ANOTHER INSTRUMENT I’D LIKE TO PLAY
I actually play and teach many other instruments — trumpet, clarinet, flute and violin, as well as guitar, keyboard, piano and drums — but I like my trombone, and don’t feel like I want to switch.
WHY I LOVE MY INSTRUMENT
When I started, I was willing to take any instrument in order to join that band, but I grew to love the trombone because it does so many things. It can play rhythm, or solo, or harmony to the trumpet, or even bass, as we sometimes do at a badeken. It’s also similar in pitch to many adult-male voices.
HOW I MADE MY OWN WAY
My parents weren’t so happy with what I was doing, which went against the norm for a chassidish bochur at the time. They didn’t want me to have music lessons because they were afraid it would draw me to modern venues and gigs. So I had to pay for my own lessons. At first, I borrowed from friends, worked some shifts in my brother-in-law’s print shop, and occasionally got a little money for playing, so I could take a lesson every week or two. After two years, I was making enough money from playing music to pay for my lessons comfortably.

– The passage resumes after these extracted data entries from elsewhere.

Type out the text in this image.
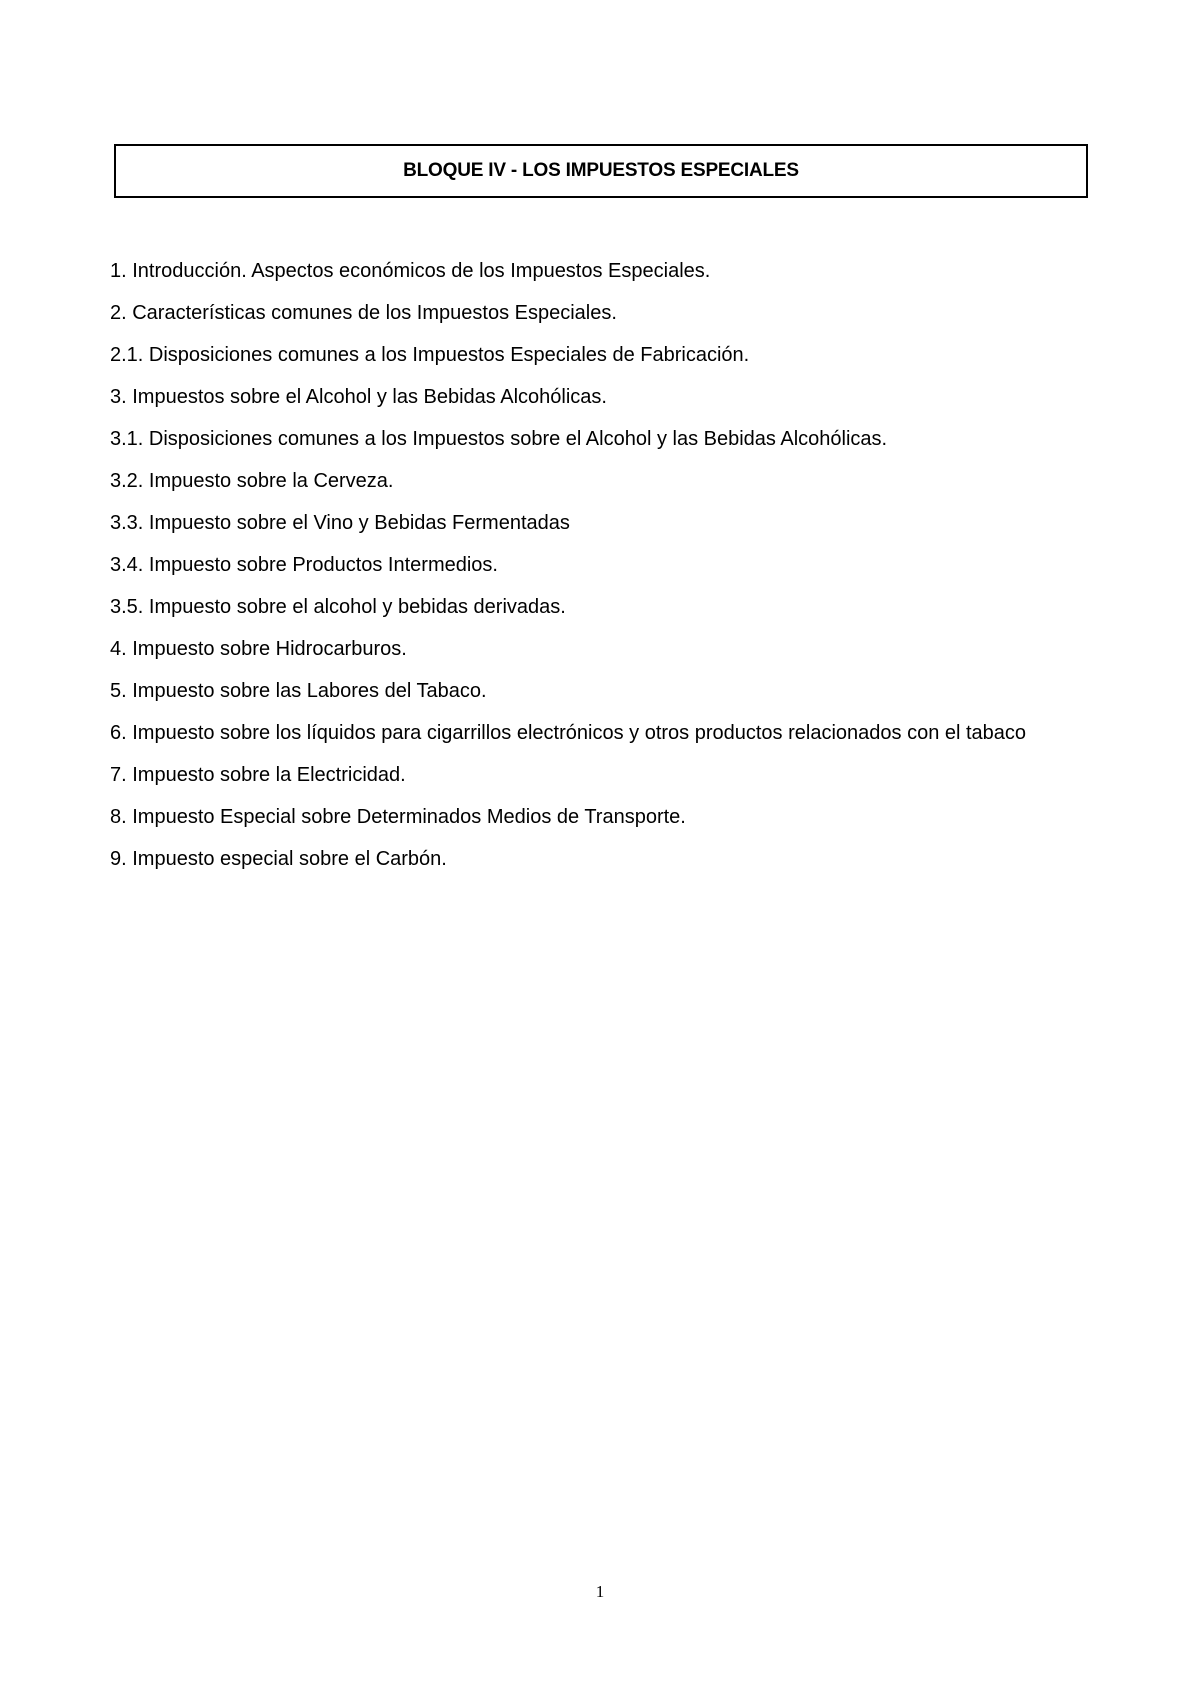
BLOQUE IV - LOS IMPUESTOS ESPECIALES
1. Introducción. Aspectos económicos de los Impuestos Especiales.
2. Características comunes de los Impuestos Especiales.
2.1. Disposiciones comunes a los Impuestos Especiales de Fabricación.
3. Impuestos sobre el Alcohol y las Bebidas Alcohólicas.
3.1. Disposiciones comunes a los Impuestos sobre el Alcohol y las Bebidas Alcohólicas.
3.2. Impuesto sobre la Cerveza.
3.3. Impuesto sobre el Vino y Bebidas Fermentadas
3.4. Impuesto sobre Productos Intermedios.
3.5. Impuesto sobre el alcohol y bebidas derivadas.
4. Impuesto sobre Hidrocarburos.
5. Impuesto sobre las Labores del Tabaco.
6. Impuesto sobre los líquidos para cigarrillos electrónicos y otros productos relacionados con el tabaco
7. Impuesto sobre la Electricidad.
8. Impuesto Especial sobre Determinados Medios de Transporte.
9. Impuesto especial sobre el Carbón.
1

And eventually, my parents took pride in it, too.
TWO SONGS WE’RE PLAYING EVERY NIGHT THIS WEDDING SEASON
The old-time Vizhnitz niggun that Motti Steinmetz re-recorded on his recent Atik Yomin album [“Ai ti di di da dum…”] is very popular lately. Then there is a slow “Veyihei Zari,” composed by Yanky Daskal, that people really enjoy. It’s not so easy to play though, especially for the keyboardist, because you have to change rhythm in the middle. The song goes from four beats to three beats, then back to four. If it’s played right, people don’t even notice the change, but if it doesn’t go well, you can lose the beat.
A SONG THAT TAKES ME BACK TO MY CHEDER DAYS
We used to sing some of the Skulener songs, like “Higaleh Nah,” and the old tunes from Reb Chaim Banet, like “Avinu Av Harachaman.” Actually, I’m still singing them today.
MY FAVORITE DAVENING NIGGUN
When I lead the davening, I sing Reb Ben Zion Shenker’s “Mizmor LeDovid” niggun for Lecha Dodi. It’s nice, fits the words perfectly and doesn’t take too long. I have had a few stories with that niggun. My wife’s grandmother loved when we sang it at Shalosh Seudos, and I was asked to sing it at her levayah. Another time, we were at the bais olam for my aunt’s yahrtzeit and an older woman asked us to come over to her husband’s grave for a stone setting. She had two sons with her, but unfortunately, they were so assimilated that they couldn’t read the Hebrew. My father said Keil Malei Rachamim for her, after which she asked us to say Psalm 23. I sang Reb Ben Zion’s niggun, and the family was very moved.
A SONG I NEVER GET BORED OF
“Od Yishama” and “Leshanah Haba.” The joy at the beginning of a wedding and at the finale are two great feelings.
MY TAKE ON MUSIC LESSONS
Parents constantly ask me what I think about music lessons. I don’t persuade them either way, but I can say that from over 200 boys and bochurim who have come to me to learn instruments, maybe one or two of them are playing weddings or on stage. Most of them are sitting and learning. Because when you give the boy what he’s craving, the appetite for it is sated. They see that they can read music, and play their guitar or clarinet or violin, and most aren’t interested in taking it to the next level. It doesn’t ruin them or their Yiddishkeit, and often it helps boys connect to their own feelings and improve concentration.